Fora também fácil descobrir uma criada da casa de banho, que era adepta secreta dos shishi, e persuadi-la que não haveria risco em escutar e sussurrar umas poucas palavras para a noite.
Ele sentiu Tora tocar em seu braço. Ansioso, o jovem apontou. Uma patrulha passara pelos portões. Começava a circular pelos jardins. Pequenas poças de luz brilhavam sob as lanternas. Era inevitável que a patrulha viesse para aquele lado, passasse muito perto. O sinal de Saigo, o pio de uma ave noturna, deu a ordem.

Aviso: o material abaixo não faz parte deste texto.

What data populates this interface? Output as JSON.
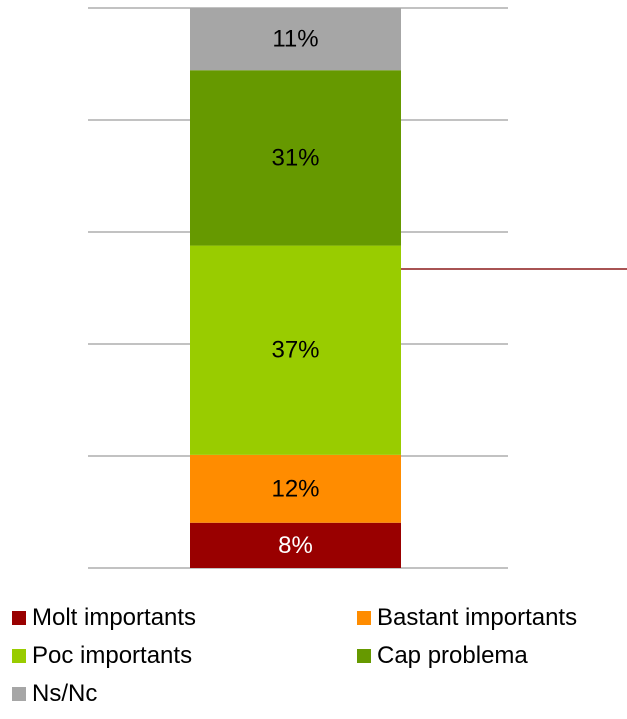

No mesmo instante, todos abaixaram-se ainda mais entre as folhagens, cabeças curvadas, mal respirando. A patrulha aproximou-se e logo passou, sem avistá-los... como Katsumata previra, ao sugerir o plano de ataque:
— Inicialmente, será fácil passarem despercebidos no escuro. Nunca esqueçam que a surpresa está do lado de vocês. Sua infiltração será inesperada. Quem ousaria atacar o xógum, quando ele se encontra cercado por tantos homens? E numa estação de posta? Impossível! Lembrem-se de que num ataque furtivo, de surpresa e veloz, dois ou três de vocês alcançarão a parte central... e um só é suficiente.
Saigo observou o inimigo se afastar. Uma exultação maravilhosa dominou-o, toda a sua confiança voltou. Outra curta espera, até a patrulha inimiga sumir de vista, e ele gesticulou a fim de que os grupos de ataque se deslocassem para as posições predeterminadas. Protegidos pelos arbustos, quatro homens se esgueiraram para a sua direita, dois para a esquerda. Assim que todos se postaram nos lugares certos, ele respirou fundo, para ajudar a diminuir as batidas do coração. O sinal, outra vez o pio de uma ave noturna, deu a ordem para começar.
No mesmo instante, a dupla na extrema direita saiu dos arbustos para o caminho, ajustando os cordões das calças, e começou a se afastar, de braços dados, como amantes. Momentos depois, foram notados pelos guardas no ponto mais próximo da sebe.
— Alto, vocês dois!
Os dois jovens obedeceram e um deles gritou:
— Arco-íris azul, Arco-íris azul, lorde sargento.